La justicia detuvo un emprendimiento inmobiliario
El ex jefe de Gobierno porteño, Jorge Telerman, en una de sus últimas decisiones ejecutivas resolvió autorizar por medio del decreto Nº1584 del 2007, la rezonificación de la zona denominada "Santa María del Plata" para desarrollar un emprendimiento inmobiliario con torres de hasta 160 metros de altura, a cargo de la empresa IRSA.
“Son 72 hectáreas que están en el predio donde era la ciudad deportiva de Boca y en el año 89 Boca se lo vendió a IRSA. Luego los vecinos hicieron varias objeciones para que no se haga allí un barrio cerrado y se pudiera tener acceso al río.

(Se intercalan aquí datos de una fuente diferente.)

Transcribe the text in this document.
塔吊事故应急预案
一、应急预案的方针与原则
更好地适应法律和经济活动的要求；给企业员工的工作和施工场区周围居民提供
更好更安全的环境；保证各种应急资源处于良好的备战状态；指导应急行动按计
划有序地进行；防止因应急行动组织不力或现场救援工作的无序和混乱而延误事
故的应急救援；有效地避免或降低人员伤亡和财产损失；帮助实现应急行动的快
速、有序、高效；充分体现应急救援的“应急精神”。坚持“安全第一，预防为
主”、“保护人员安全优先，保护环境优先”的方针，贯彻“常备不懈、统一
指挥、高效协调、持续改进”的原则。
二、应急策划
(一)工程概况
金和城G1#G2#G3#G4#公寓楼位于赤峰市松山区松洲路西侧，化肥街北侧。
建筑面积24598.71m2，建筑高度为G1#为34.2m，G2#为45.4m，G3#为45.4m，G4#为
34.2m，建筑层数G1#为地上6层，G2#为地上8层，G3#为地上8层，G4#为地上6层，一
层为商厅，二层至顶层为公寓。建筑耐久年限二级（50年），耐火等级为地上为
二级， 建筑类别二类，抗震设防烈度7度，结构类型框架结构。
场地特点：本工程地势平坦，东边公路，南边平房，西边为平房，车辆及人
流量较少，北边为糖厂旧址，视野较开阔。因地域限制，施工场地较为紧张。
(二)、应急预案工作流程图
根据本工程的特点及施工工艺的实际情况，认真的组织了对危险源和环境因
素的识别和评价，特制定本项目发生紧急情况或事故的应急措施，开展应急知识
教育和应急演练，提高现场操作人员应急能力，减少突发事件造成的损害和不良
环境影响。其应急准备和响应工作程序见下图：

Hace poco Jorge Telerman firmó un decreto, yo me enteré de casualidad y presenté una medida de amparo", describió el legislador porteño Pablo Failde por Radio 10.
El pasado 18 de diciembre, el juez de 1º instancia en lo Contencioso Administrativo y Tributario de la Ciudad, Guillermo Tracey, resolvió "hacer lugar a la medida cautelar solicitada, ordenando la suspensión de los efectos del Decreto Nº 1584-GCBA-2007 hasta tanto se dicte sentencia en esta acción de amparo" y "atento a la naturaleza colectiva de los derechos en juego" consideró que "no se exigirá contracautela al amparista".
En los argumentos presentados por el diputado de la Ciudad se resaltó que la autorización mediante un decreto vulnera el artículo 81, inciso 3º de la Constitución de la Ciudad al modificar de facto el Código de Planeamiento Urbano, otorgándose el Poder Ejecutivo porteño, atribuciones propias del Poder Legislativo.
Con la suspensión de los efectos del decreto dispuesta por la Justicia de la Ciudad todo tipo de construcción, movimiento de tierra o habilitación de emprendimiento comercial en el predio quedaron inmediatamente suspendidos, ya que, según expresa la resolución judicial, de en el caso de que en la sentencia definitiva, "se concluyese que el Decreto Nº 1584-GCBA-2007 es ilegítimo entonces la empresa IRSA S.A. se vería seriamente perjudicada pues todas las obras emprendidas deberían suspenderse en forma definitiva y, probablemente, serían destruidas".
"En estos momentos IRSA no puede hacer este emprendimiento. Este tema tiene que pasar por la Legislatura porteña, luego tiene que ser votado. Posteriormente se debe hacer una audiencia pública para volver a ser votado. Uno no está en contra de las inversiones, pero este tipo de cosas hay que hacerlas como establece la ley", concluyó Failde.